February 06, 2005
What I've been reading
I'm horrible about keeping tracks of what books I've read, but here's a braindump of the last month or so:
Posted by Bill Stilwell at February 06, 2005 12:59 PM
- Exuberance: the Passion for Life, by Kay Redfield Jamison
Jamison made her name with research and books on mood disorders, particularly manic depression and how it intersects with the creative impulse (see Touched by fire). This book focuses on one positive emotion, using it as a touchpoint to explore many stories of the exuberant in the sciences and arts as well as bemoaning the current lack of research into the area of positive human emotion. Some of it is a rehash of her previous work on manic-depression, but overall I found a lot to take away from it, including about half a dozen more books to read.
- Sheepshagger, by Niall Griffiths
The easy way to describe Griffiths is Cormac McCarthy with some Irvine Welsh thrown in, which is to say: lyrically violent, faithful rendering of Welsh dialect, unapologetic depiction of drug use, etc. This is a ferocious book, focusing as it does on Ianto, a mostly-feral rural Welsh ("sheepshagger") character who is driven into madness and murder by the loss of his familial home (hovel, really). The writing is what keeps this being entirely off-putting and horrific, Griffiths has an amazing ability to draw you into events; I found a chapter that portrayed a rave and its violent aftermath particularly engrossing.

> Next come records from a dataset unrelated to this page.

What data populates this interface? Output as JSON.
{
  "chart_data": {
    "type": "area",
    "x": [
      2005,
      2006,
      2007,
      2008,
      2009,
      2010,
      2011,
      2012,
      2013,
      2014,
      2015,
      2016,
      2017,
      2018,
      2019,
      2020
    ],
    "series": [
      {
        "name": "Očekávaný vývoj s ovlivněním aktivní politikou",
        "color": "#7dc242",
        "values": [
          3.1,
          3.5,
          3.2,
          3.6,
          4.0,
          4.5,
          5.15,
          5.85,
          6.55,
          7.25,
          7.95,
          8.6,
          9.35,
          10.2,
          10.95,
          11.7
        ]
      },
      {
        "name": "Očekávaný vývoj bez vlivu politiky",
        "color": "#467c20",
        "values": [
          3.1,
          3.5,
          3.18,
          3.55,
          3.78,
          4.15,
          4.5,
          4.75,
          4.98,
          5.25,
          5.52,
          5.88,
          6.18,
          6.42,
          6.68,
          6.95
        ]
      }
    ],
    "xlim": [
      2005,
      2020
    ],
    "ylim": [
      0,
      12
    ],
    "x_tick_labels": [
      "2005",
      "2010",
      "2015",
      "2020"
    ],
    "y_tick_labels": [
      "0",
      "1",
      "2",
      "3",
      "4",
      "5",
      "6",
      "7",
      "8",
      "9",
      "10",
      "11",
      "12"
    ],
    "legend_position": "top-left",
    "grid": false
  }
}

- Kafka on the Shore, by Haruki Murakami
I don't know that I can add anything to the endless list of reviews of Murakami's latest (see metacritic or complete review if you need them); I'll just say that as a Murakami fan I wasn't disappointed, even if it didn't reach the heights of my two favorite Murakami novels, Hard Boiled Wonderland and the End of the World or The Wind-up Bird Chronicle, both of which I'd recommend to the first-time Murakami reader.
- Underground: the Tokyo Gas Attack and the Japanese Psyche, by Haruki Murakami
Inteviews with Tokyo gas attack victims as well as some current and ex-members of Aum, the cult that perpetrated the attacks. Fascinating for the divergent perspectives on being a victim of such a random event.
- Jimmy Corrigan: the Smartest Kid on Earth, by Chris Ware
A painfully well-realized graphic novel on loneliness and sadness. Ware's drawing style is amazingly clever and inventive.
- Persepolis: the Story of a Childhood, by Marjane Satrapi
Autobiographical graphic novel about being a child during the Islamic Revolution in Iran. Honest and compelling.
- Cloud Atlas, by David Mitchell
Six distinct-but-tenuously-connected narratives, each with their own time, place and narrative voice. I enjoyed the separate narratives (mostly - the middle section started to feel as interminable as the opening section of Alan Moore's Voice of the Fire), but I'm not sure I got the overall point(s) they were meant to cohere into. It probably didn't help that my hopes were pretty high for this book based on the ecstatic nature of some of the reviews; it was clever and well-written, but not earth-shatteringly good.
I'm really looking forward to reading Persepolis 2, I hope it's of similar quality.